Knowing the allowable number of cycles N and the design cycle life of the component n fatigue damage factor can be calculated as D = n/N. In case multiple cyclic loads are present, the miner’s rule D = n_{1}/N_{1} + n_{2}/N_{2} … can be used.

This results in calculated fatigue damage for the limiting region (nozzle outside radius) of 0.073 (from ASME PTB-3). Similarly, a fatigue damage of 0.039 (from ASME PTB-3) is calculated for the head knuckle.

Since D<1, the equipment is safe w.r.t fatigue damage.

What is the diffierence between Delta Sn.k (primary + Secondary equivalent stress range) & Delta Sp,k (range of primary + secondary + peak equivalent stress). As we linearize all stress components, only M+B will be obtained. So we can say both are same. Delta Sp,k means total raw stress from FEA software?

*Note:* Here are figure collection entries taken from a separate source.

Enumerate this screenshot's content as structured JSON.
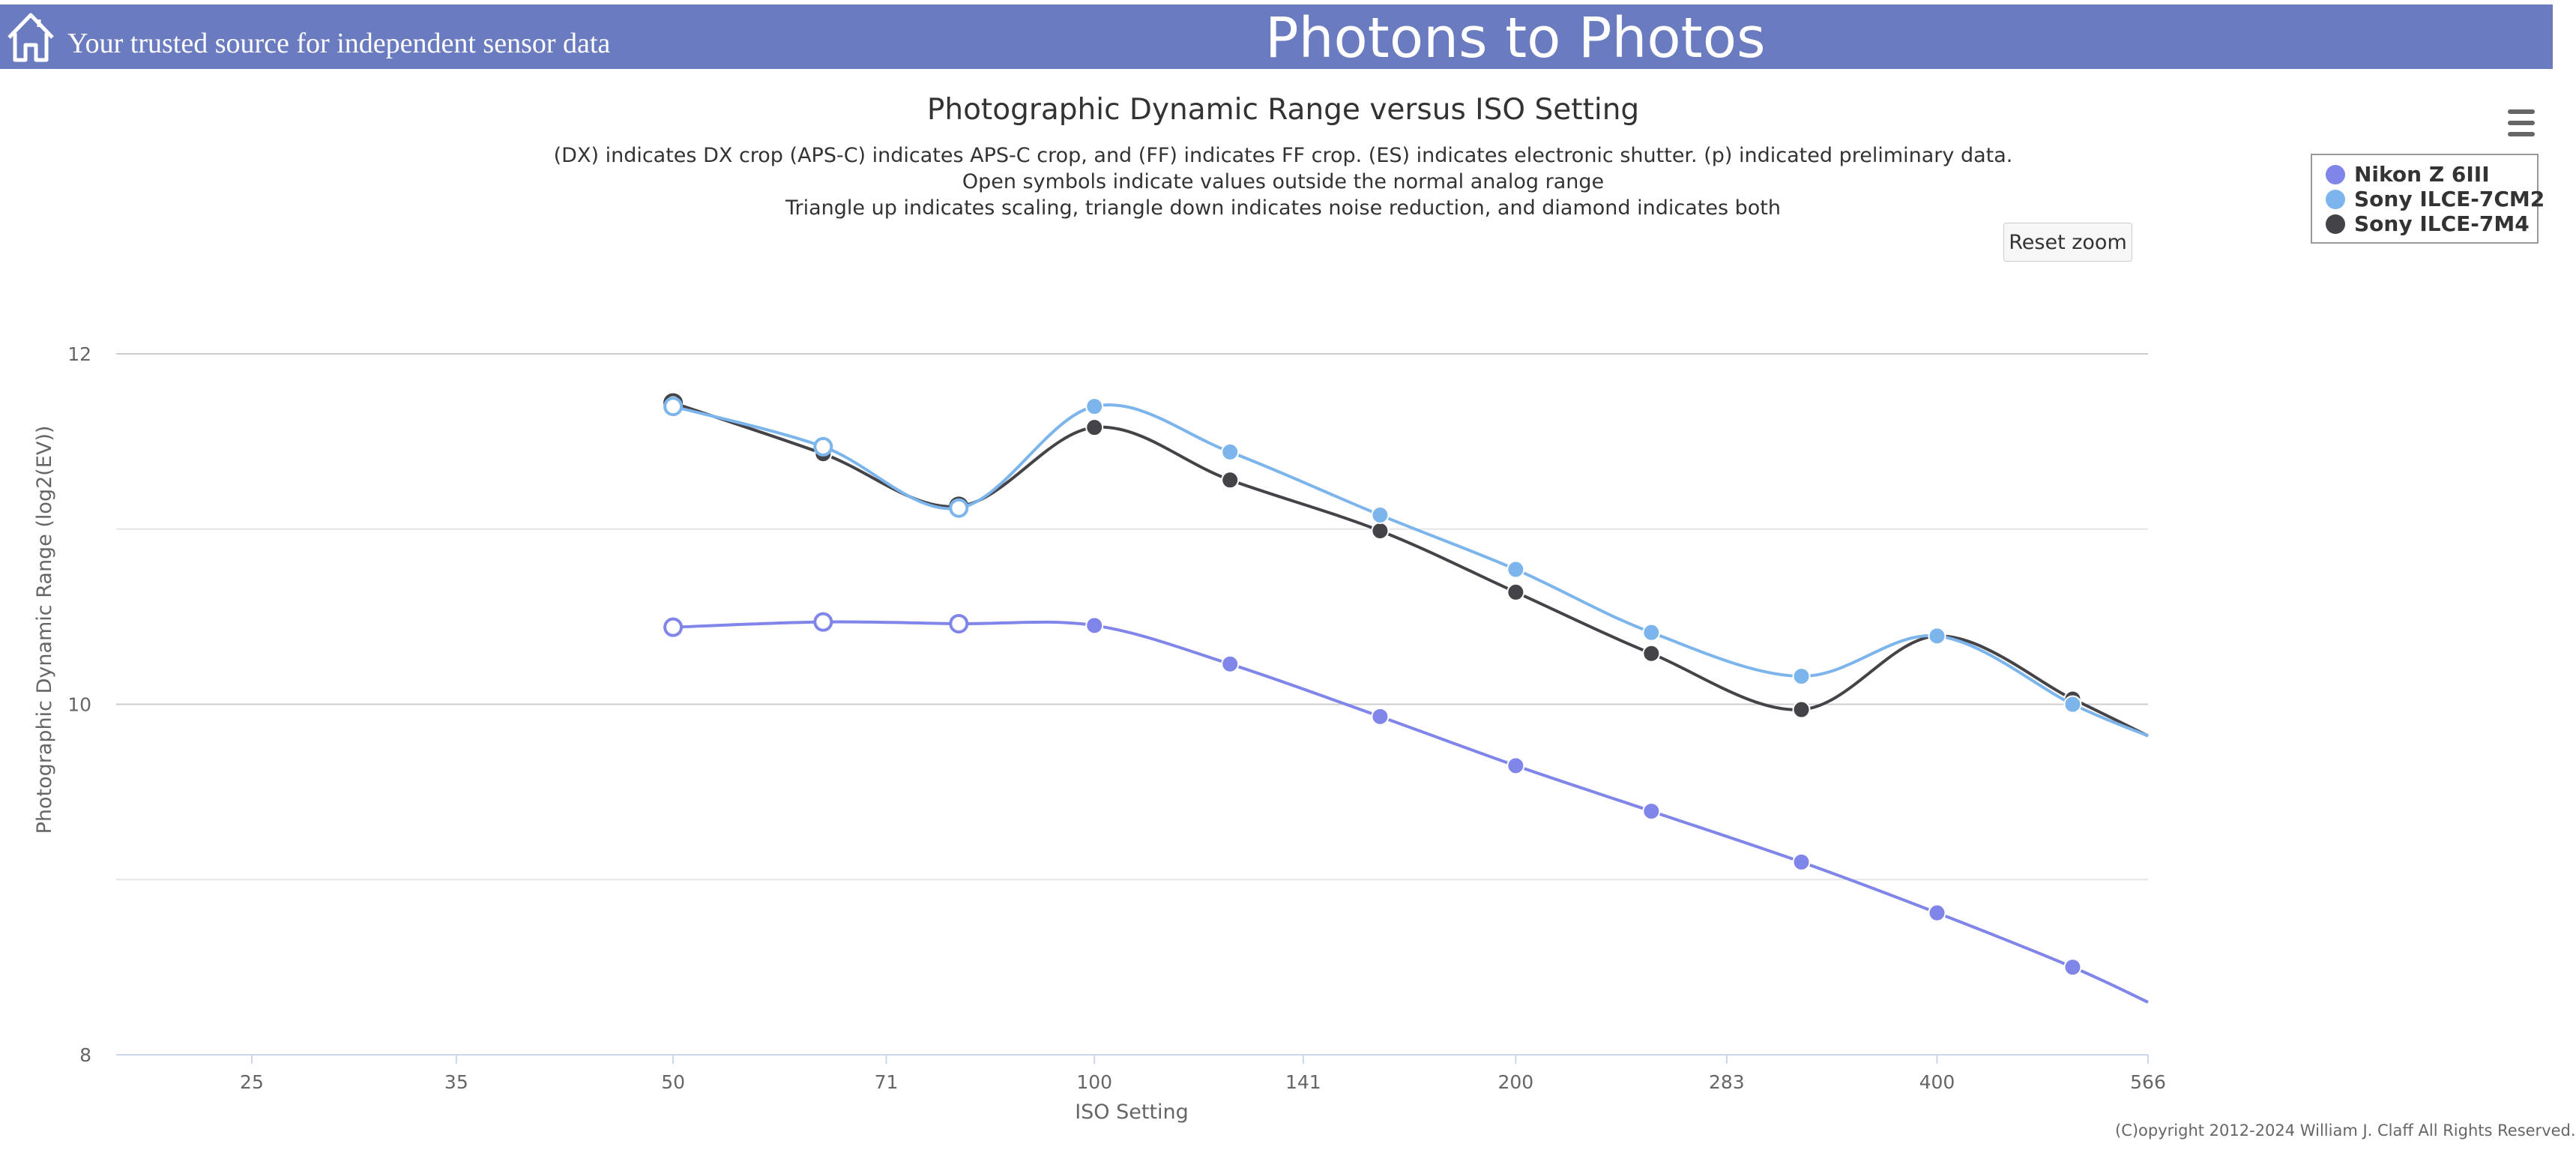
{
  "header": {
    "tagline": "Your trusted source for independent sensor data",
    "site_title": "Photons to Photos",
    "background_color": "#6b7bc0",
    "home_icon": "home-icon"
  },
  "reset_zoom_label": "Reset zoom",
  "menu_icon": "hamburger-menu-icon",
  "copyright": "(C)opyright 2012-2024 William J. Claff All Rights Reserved.",
  "chart_data": {
    "type": "line",
    "title": "Photographic Dynamic Range versus ISO Setting",
    "subtitles": [
      "(DX) indicates DX crop (APS-C) indicates APS-C crop, and (FF) indicates FF crop. (ES) indicates electronic shutter. (p) indicated preliminary data.",
      "Open symbols indicate values outside the normal analog range",
      "Triangle up indicates scaling, triangle down indicates noise reduction, and diamond indicates both"
    ],
    "xlabel": "ISO Setting",
    "ylabel": "Photographic Dynamic Range (log2(EV))",
    "x_scale": "log2",
    "xlim": [
      20,
      566
    ],
    "ylim": [
      8,
      12
    ],
    "x_ticks": [
      "25",
      "35",
      "50",
      "71",
      "100",
      "141",
      "200",
      "283",
      "400",
      "566"
    ],
    "y_ticks": [
      "8",
      "10",
      "12"
    ],
    "grid": true,
    "legend_position": "top-right",
    "series": [
      {
        "name": "Nikon Z 6III",
        "color": "#8085e9",
        "points": [
          {
            "x": 50,
            "y": 10.44,
            "open": true
          },
          {
            "x": 64,
            "y": 10.47,
            "open": true
          },
          {
            "x": 80,
            "y": 10.46,
            "open": true
          },
          {
            "x": 100,
            "y": 10.45,
            "open": false
          },
          {
            "x": 125,
            "y": 10.23,
            "open": false
          },
          {
            "x": 160,
            "y": 9.93,
            "open": false
          },
          {
            "x": 200,
            "y": 9.65,
            "open": false
          },
          {
            "x": 250,
            "y": 9.39,
            "open": false
          },
          {
            "x": 320,
            "y": 9.1,
            "open": false
          },
          {
            "x": 400,
            "y": 8.81,
            "open": false
          },
          {
            "x": 500,
            "y": 8.5,
            "open": false
          },
          {
            "x": 566,
            "y": 8.3,
            "open": false,
            "hidden": true
          }
        ]
      },
      {
        "name": "Sony ILCE-7CM2",
        "color": "#7cb5ec",
        "points": [
          {
            "x": 50,
            "y": 11.7,
            "open": true
          },
          {
            "x": 64,
            "y": 11.47,
            "open": true
          },
          {
            "x": 80,
            "y": 11.12,
            "open": true
          },
          {
            "x": 100,
            "y": 11.7,
            "open": false
          },
          {
            "x": 125,
            "y": 11.44,
            "open": false
          },
          {
            "x": 160,
            "y": 11.08,
            "open": false
          },
          {
            "x": 200,
            "y": 10.77,
            "open": false
          },
          {
            "x": 250,
            "y": 10.41,
            "open": false
          },
          {
            "x": 320,
            "y": 10.16,
            "open": false
          },
          {
            "x": 400,
            "y": 10.39,
            "open": false
          },
          {
            "x": 500,
            "y": 10.0,
            "open": false
          },
          {
            "x": 566,
            "y": 9.82,
            "open": false,
            "hidden": true
          }
        ]
      },
      {
        "name": "Sony ILCE-7M4",
        "color": "#434348",
        "points": [
          {
            "x": 50,
            "y": 11.72,
            "open": true
          },
          {
            "x": 64,
            "y": 11.43,
            "open": false
          },
          {
            "x": 80,
            "y": 11.13,
            "open": true
          },
          {
            "x": 100,
            "y": 11.58,
            "open": false
          },
          {
            "x": 125,
            "y": 11.28,
            "open": false
          },
          {
            "x": 160,
            "y": 10.99,
            "open": false
          },
          {
            "x": 200,
            "y": 10.64,
            "open": false
          },
          {
            "x": 250,
            "y": 10.29,
            "open": false
          },
          {
            "x": 320,
            "y": 9.97,
            "open": false
          },
          {
            "x": 400,
            "y": 10.39,
            "open": false
          },
          {
            "x": 500,
            "y": 10.03,
            "open": false
          },
          {
            "x": 566,
            "y": 9.82,
            "open": false,
            "hidden": true
          }
        ]
      }
    ]
  }
}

Linearization will give Delta(Sn), which is M+B stress. Delta(Sp) is the non linear total stress i.e without linearization. So Sn and Sp are not same.

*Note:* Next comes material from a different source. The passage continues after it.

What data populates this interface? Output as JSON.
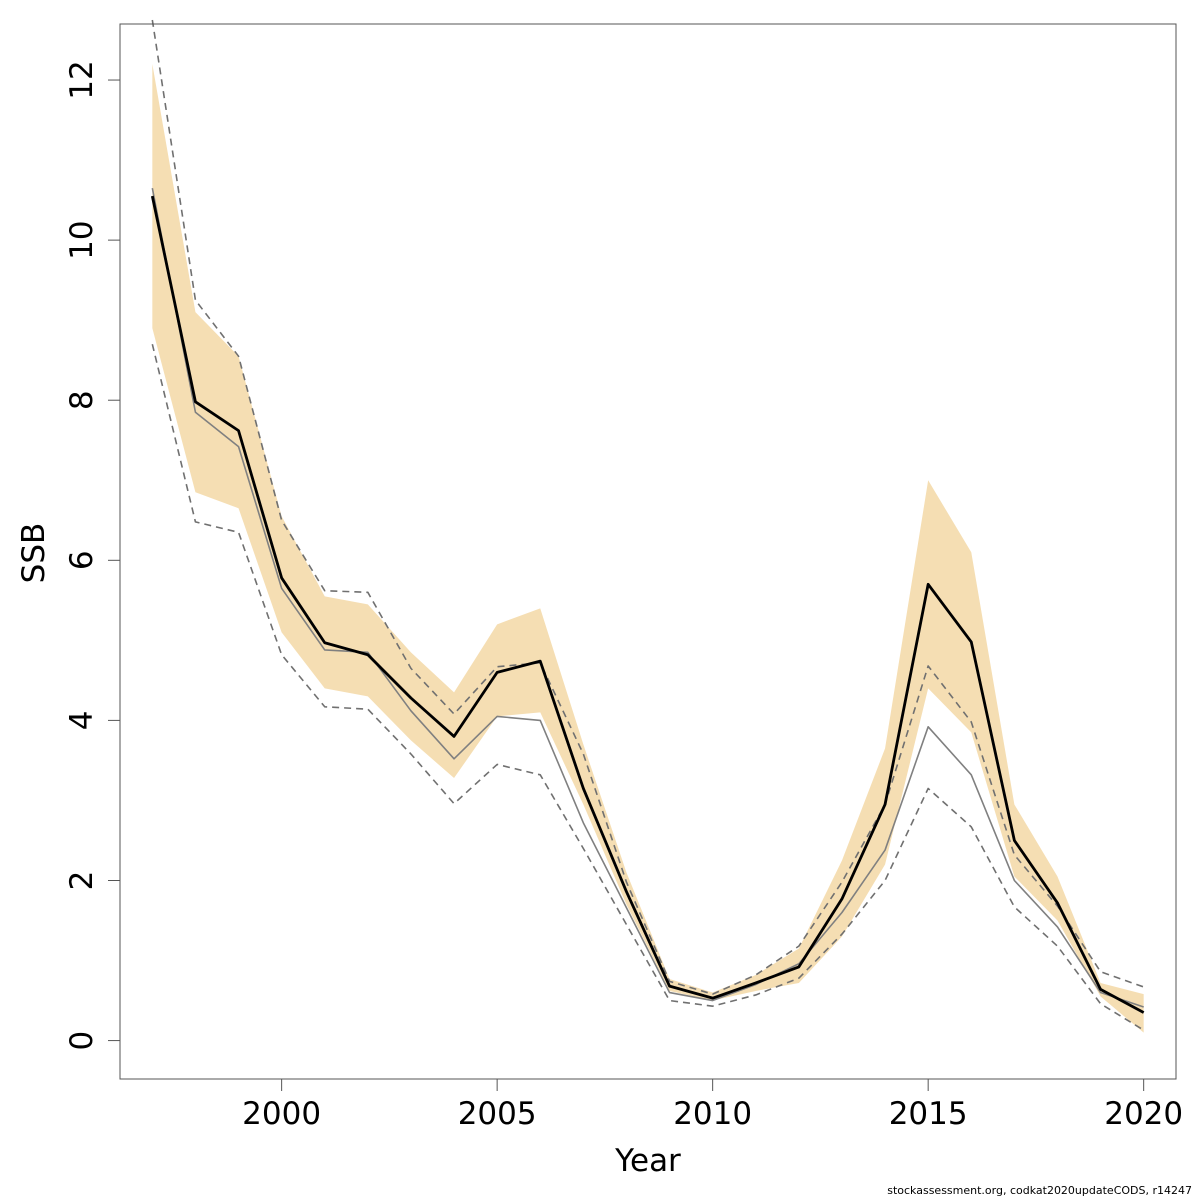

Noted. I have one more doubt on this subject, Mr. Sandip. As per ASME Sec VIII, Div 2, Poisson correction factor Kv.k and Fatigue penalty factor Ke,K is equated. Code says, if the Fatigue penalty factor Ke,K is used for entire stress range, it can replace the use of Poisson correction factor Kv.k. How it is been related with each other. Being steel is used in pressure vessel industry, there won’t be vast change in poisson value (roughly it would be 0.3 to 0.35). Kindly provide your opinion on this?

Kv ranges from 1 to 1.4, whereas Ke ranges from 1 to 5. Directly applying Ke to the total stress range is a conservative but a simplified approach. Otherwise for a more accurate analysis the total stress range needs to be split up into thermal and non-thermal components and Kv and Ke can be respectively applied on them. You can find information on this in ASME PTB-1.